Мама понимающе кивнула. Так и сидела рядом, а я не решалась заговорить первой.

– Мне было восемнадцать лет, – она глубоко вздохнула. – Он говорил, что работает в секретной военной лаборатории. Поэтому про него ничего нельзя знать – ни настоящего имени, ни-че-го… Я даже звала его по прозвищу – Саша. Родители – на дыбы, я ушла из дома… И была с ним счастлива почти полгода, а потом он пропал. Оставил записку: «Люблю, привет дочери». При том, что ты еще не родилась и я сама не знала, будет дочка или сын.

– Ну я же Александровна. Думала, хотя бы имя настоящее…

Мама покачала головой:

– Это прозвище, а не настоящее имя. Я ждала его, пока не поняла, что он просто задурил мне голову.

Я коснулась пальцами амулета на шее:

– А привет от него ты мне так и не передала…

– Ну, привет тебе от папаши! – бросила она с внезапным раздражением.

– Ты его потом искала?

– Зачем?

– А если с ним что-то случилось? – я вдруг вспомнила историю Павлика и Насти. – Если он не хотел исчезать, а его подставили? Или вообще убили? Если он до последнего момента рвался к тебе… к нам…

– А кулон с запиской зачем подсунул? «Люблю, привет дочери!»

– Может, он шел на опасное задание…

– Да иди ты, – она встала. – На любое слово у тебя пять найдется…

Я видела, что она в смятении. Что напряженно размышляет. И втайне рада услышать мои слова, и хочет, чтобы я говорила еще.

– А фотографии нет?

– Тогда электронных камер не было, а на пленке он плохо получался. Я еще скандалила в ателье…

У меня футболка прилипла к спине:

– Его нельзя было снять на пленку?! А как это выглядело – пленка засвечена напротив лица или как-то еще?

Мама поглядела устало, уголки губ у нее опустились:

– Это выглядело так, что в ателье лаборант напился и ту единственную пленку испортил. А других не было…

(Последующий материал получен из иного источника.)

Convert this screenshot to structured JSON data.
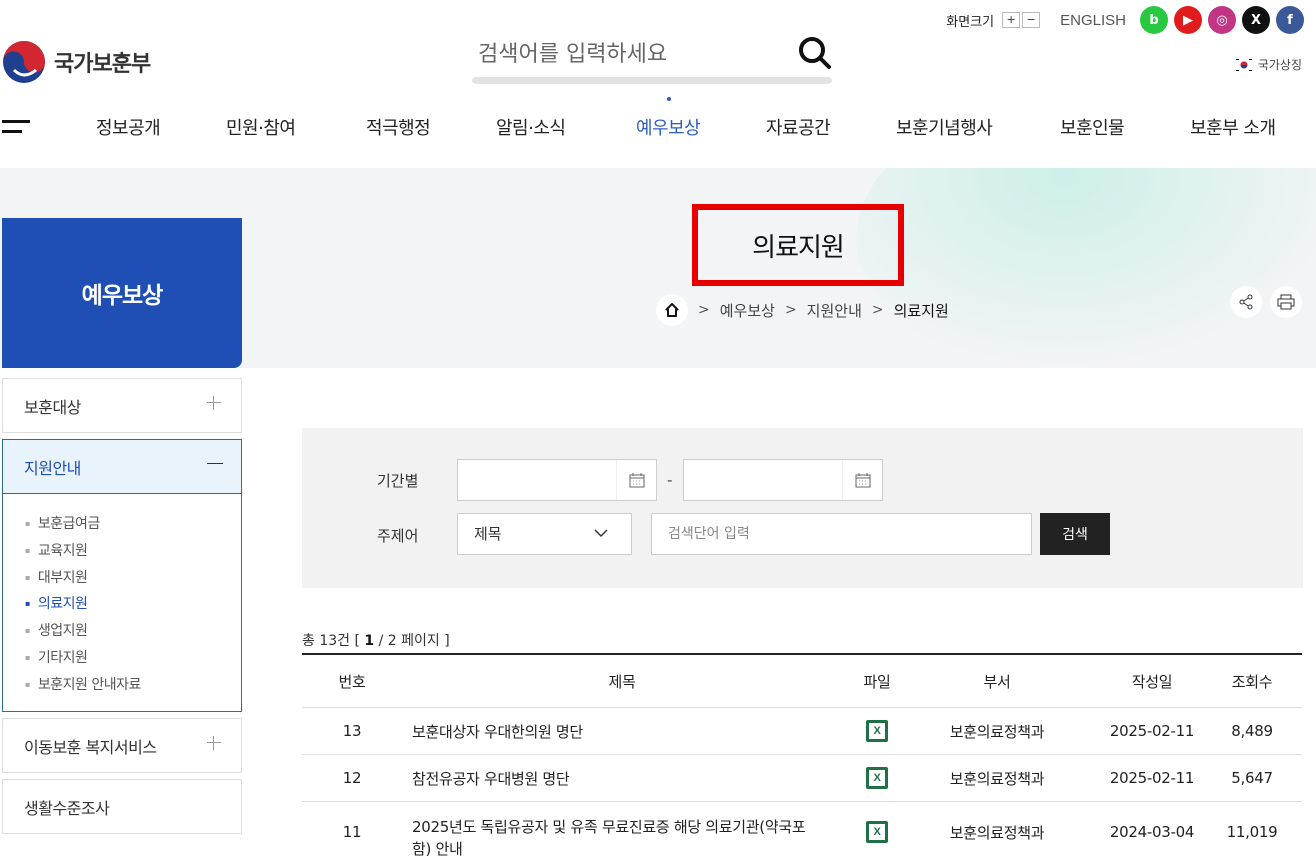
{
  "header": {
    "logo_name": "국가보훈부",
    "search_placeholder": "검색어를 입력하세요",
    "screen_size_label": "화면크기",
    "zoom_in": "+",
    "zoom_out": "−",
    "english_label": "ENGLISH",
    "national_symbol_label": "국가상징",
    "sns": [
      {
        "name": "blog",
        "glyph": "b",
        "color": "#28c940"
      },
      {
        "name": "youtube",
        "glyph": "▶",
        "color": "#e01c1c"
      },
      {
        "name": "instagram",
        "glyph": "◎",
        "color": "#c13584"
      },
      {
        "name": "x",
        "glyph": "X",
        "color": "#111111"
      },
      {
        "name": "facebook",
        "glyph": "f",
        "color": "#3b5998"
      }
    ]
  },
  "gnb": {
    "items": [
      "정보공개",
      "민원·참여",
      "적극행정",
      "알림·소식",
      "예우보상",
      "자료공간",
      "보훈기념행사",
      "보훈인물",
      "보훈부 소개"
    ],
    "active": "예우보상"
  },
  "visual": {
    "section_title": "예우보상",
    "page_title": "의료지원",
    "breadcrumb": [
      "예우보상",
      "지원안내",
      "의료지원"
    ]
  },
  "lnb": {
    "items": [
      {
        "label": "보훈대상"
      },
      {
        "label": "지원안내"
      },
      {
        "label": "이동보훈 복지서비스"
      },
      {
        "label": "생활수준조사"
      }
    ],
    "sub": [
      "보훈급여금",
      "교육지원",
      "대부지원",
      "의료지원",
      "생업지원",
      "기타지원",
      "보훈지원 안내자료"
    ]
  },
  "search": {
    "period_label": "기간별",
    "dash": "-",
    "subject_label": "주제어",
    "select_value": "제목",
    "keyword_placeholder": "검색단어 입력",
    "button": "검색"
  },
  "list": {
    "count_prefix": "총 13건",
    "page_current": "1",
    "page_rest": "/ 2 페이지",
    "bracket_open": "[",
    "bracket_close": "]",
    "headers": {
      "no": "번호",
      "title": "제목",
      "file": "파일",
      "dept": "부서",
      "date": "작성일",
      "views": "조회수"
    },
    "rows": [
      {
        "no": "13",
        "title": "보훈대상자 우대한의원 명단",
        "dept": "보훈의료정책과",
        "date": "2025-02-11",
        "views": "8,489"
      },
      {
        "no": "12",
        "title": "참전유공자 우대병원 명단",
        "dept": "보훈의료정책과",
        "date": "2025-02-11",
        "views": "5,647"
      },
      {
        "no": "11",
        "title": "2025년도 독립유공자 및 유족 무료진료증 해당 의료기관(약국포함) 안내",
        "dept": "보훈의료정책과",
        "date": "2024-03-04",
        "views": "11,019"
      }
    ]
  }
}
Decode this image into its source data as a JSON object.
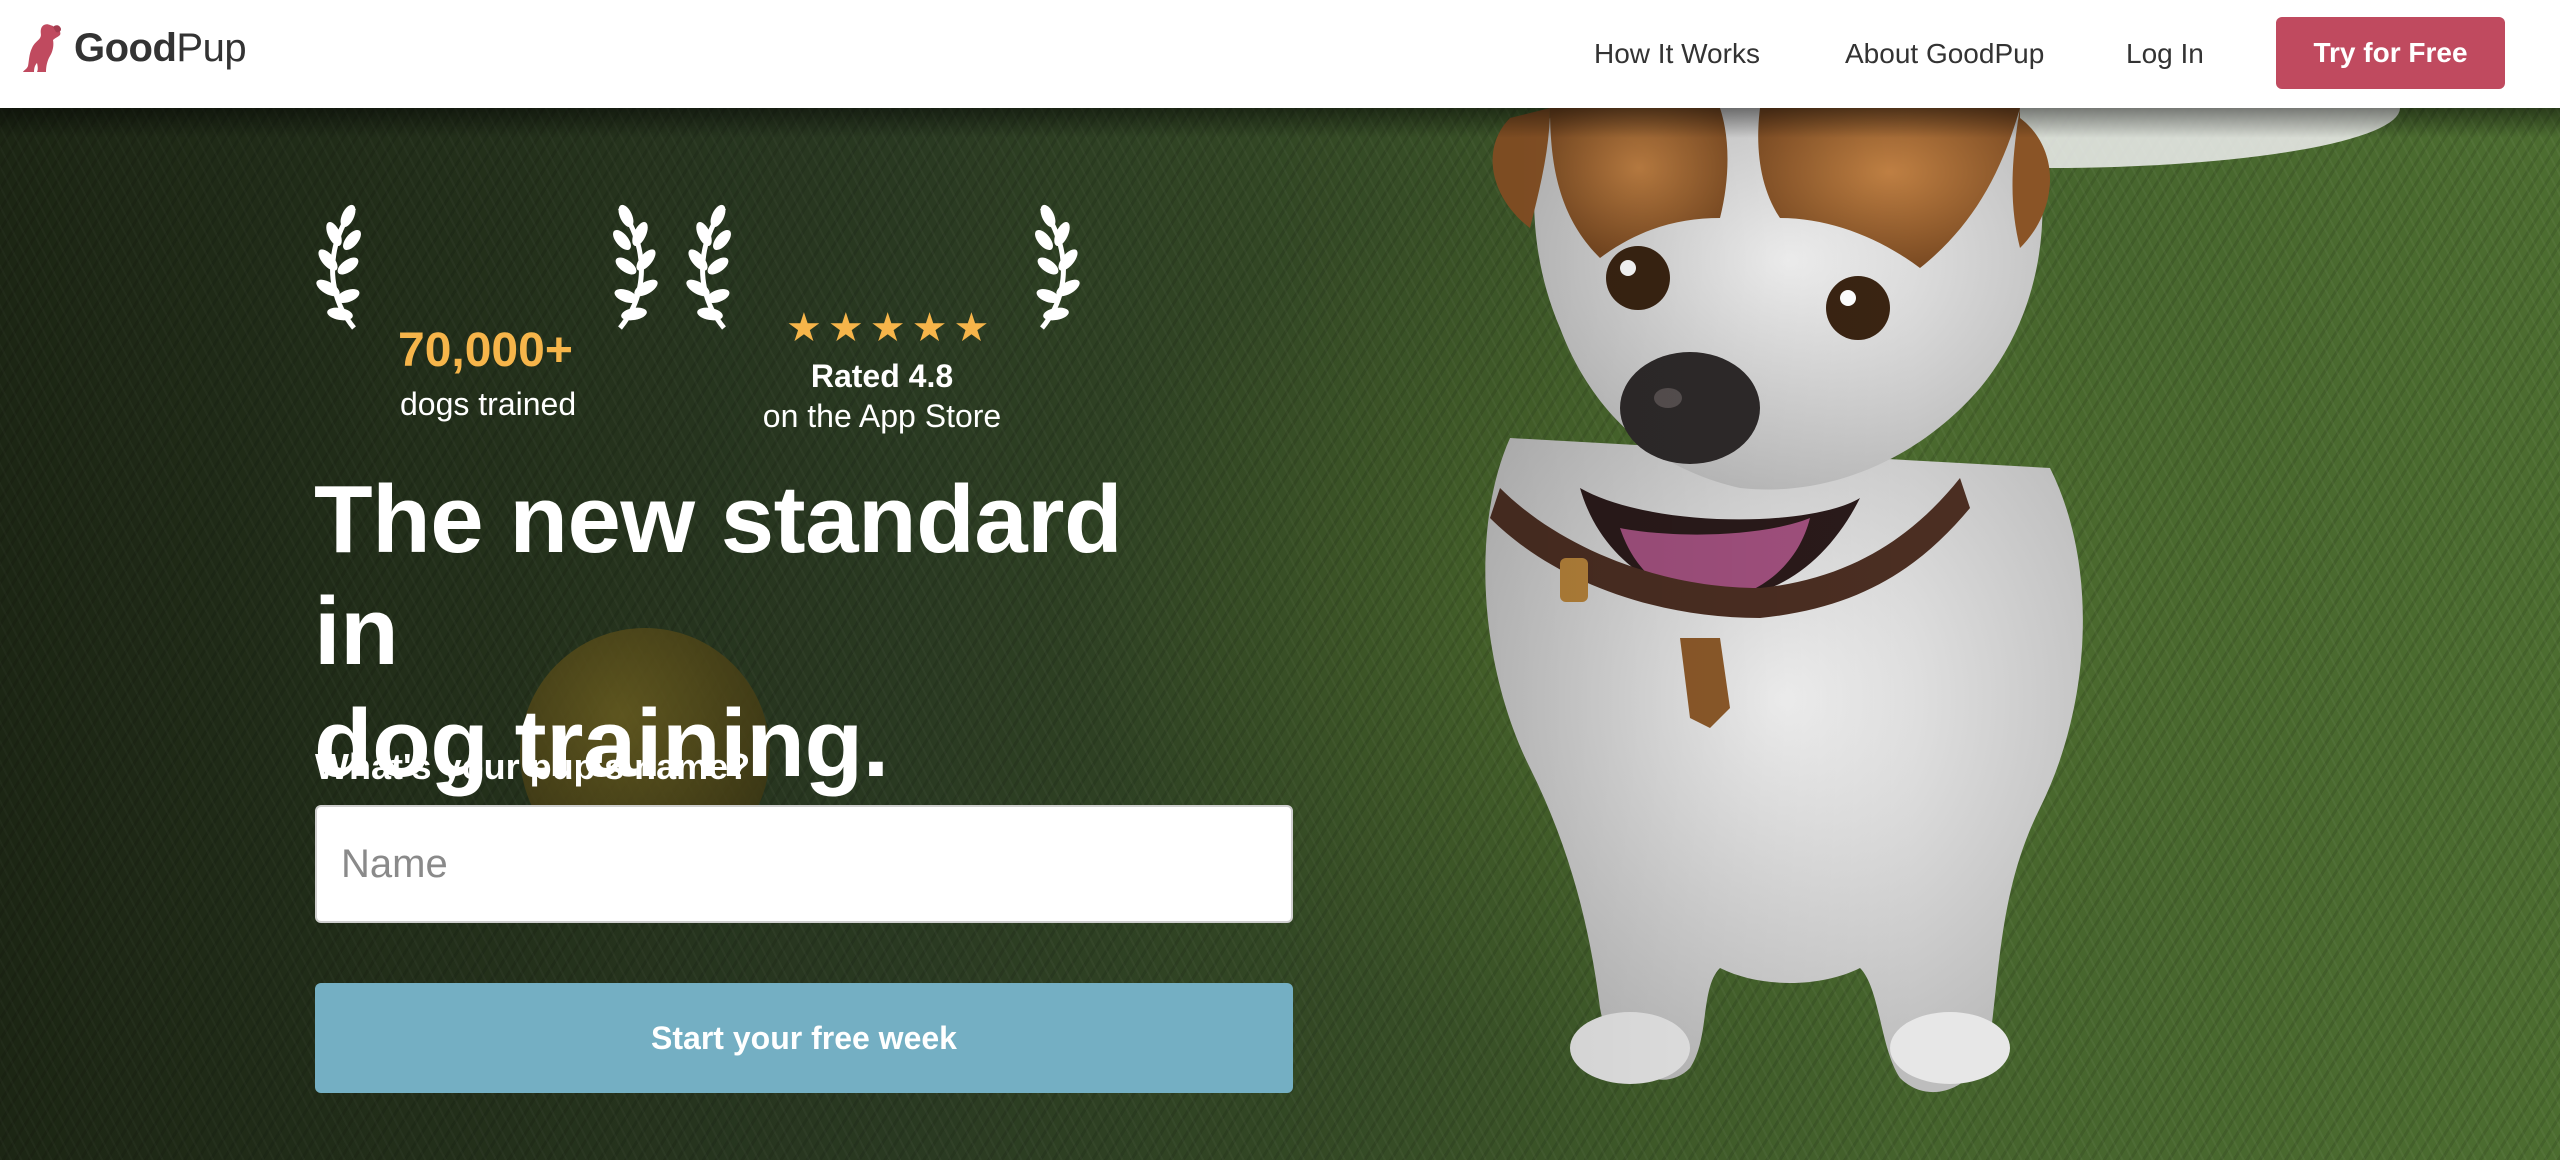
{
  "brand": {
    "name_bold": "Good",
    "name_regular": "Pup",
    "accent_color": "#c04a5f",
    "logo_icon": "dog-logo-icon"
  },
  "nav": {
    "items": [
      {
        "label": "How It Works"
      },
      {
        "label": "About GoodPup"
      },
      {
        "label": "Log In"
      }
    ],
    "cta_label": "Try for Free"
  },
  "hero": {
    "badges": [
      {
        "value": "70,000+",
        "label": "dogs trained"
      },
      {
        "stars": 5,
        "rating": "Rated 4.8",
        "label": "on the App Store"
      }
    ],
    "headline_line1": "The new standard in",
    "headline_line2": "dog training.",
    "question": "What's your pup's name?",
    "name_placeholder": "Name",
    "name_value": "",
    "submit_label": "Start your free week",
    "colors": {
      "star": "#f6b54a",
      "submit": "#74afc3"
    }
  }
}
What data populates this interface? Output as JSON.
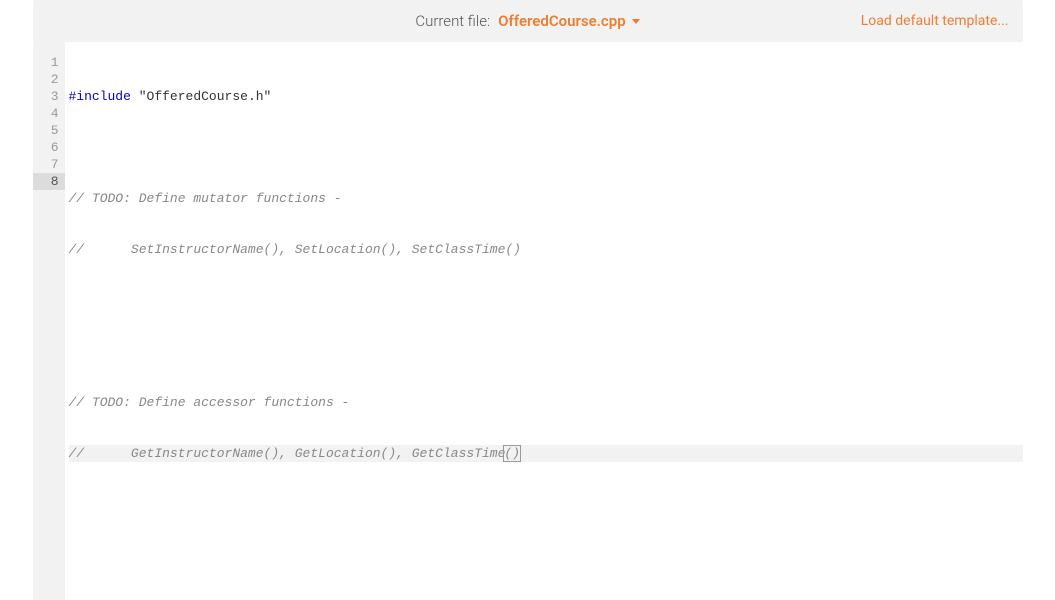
{
  "header": {
    "current_file_label": "Current file:",
    "filename": "OfferedCourse.cpp",
    "load_template_label": "Load default template..."
  },
  "gutter": {
    "lines": [
      "1",
      "2",
      "3",
      "4",
      "5",
      "6",
      "7",
      "8"
    ],
    "current_line_index": 7
  },
  "code": {
    "line1_keyword": "#include",
    "line1_rest": " \"OfferedCourse.h\"",
    "line2": "",
    "line3": "// TODO: Define mutator functions -",
    "line4": "//      SetInstructorName(), SetLocation(), SetClassTime()",
    "line5": "",
    "line6": "",
    "line7": "// TODO: Define accessor functions -",
    "line8_a": "//      GetInstructorName(), GetLocation(), GetClassTime",
    "line8_b": "()"
  }
}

Она вдруг сухо рассмеялась:

– Ты что же, решила, что он пришелец? Или вампир какой-нибудь? Не надейся, вампиры на таких, как мы, не западают…

Я дернулась. Раскладушка опасно заскрипела.

– А какие мы? Хуже других?

Она уже сожалела о своих неосторожных словах.

– И потом, зачем нам вампиры, мама? Что, нет нормальных хороших мужчин?

Стало тихо. В Москве так тихо не бывает. Мама прислонилась плечом к дверному косяку:

– У тебя кто-то есть?

– Нет.

Она вздохнула:

– И не надо! Учись лучше. Занимайся делом. А мужики… сегодня есть, завтра все. Я вот, дура, всю жизнь любила твоего отца… Кулон все-таки носишь?

Я коснулась пальцем своего амулета. Мама вышла, и я услышала, как на кухне звенит о стакан горлышко аптечного пузырька.

Через несколько секунд по всей квартире растекся запах валокордина.

Глава девятаяТе же и зомби

Я вернулась в общагу под вечер субботы. К двери нашей комнаты была привязана корзинка с клубникой и надписью на атласной ленте: «Настенька, прости!»

– На, – сказала я, протягивая корзинку Насте.

– Можешь съесть. На здоровье.

Я поставила дорожную сумку на стул:

– У тебя никогда не было чувства, что кто-то грубо и цинично отобрал твою любовь?

Она поглядела с интересом:

– А ты считаешь, что любовь можно отобрать?

– Конечно, – я уселась напротив. – Посмотри в лицо фактам. Вы с Павликом…

– Лебедева, – сказала Настя покровительственным, даже высокомерным тоном. – Любовь – манипулятивная технология, придуманная для того, чтобы лишать женщин самостоятельности и загонять в добровольное рабство! Тебе хочется быть в стаде маленьких бедняжек, ждущих принца? Сколько угодно. А я свободный самодостаточный человек, и перестань, наконец, носить мне подачки от этого дурака.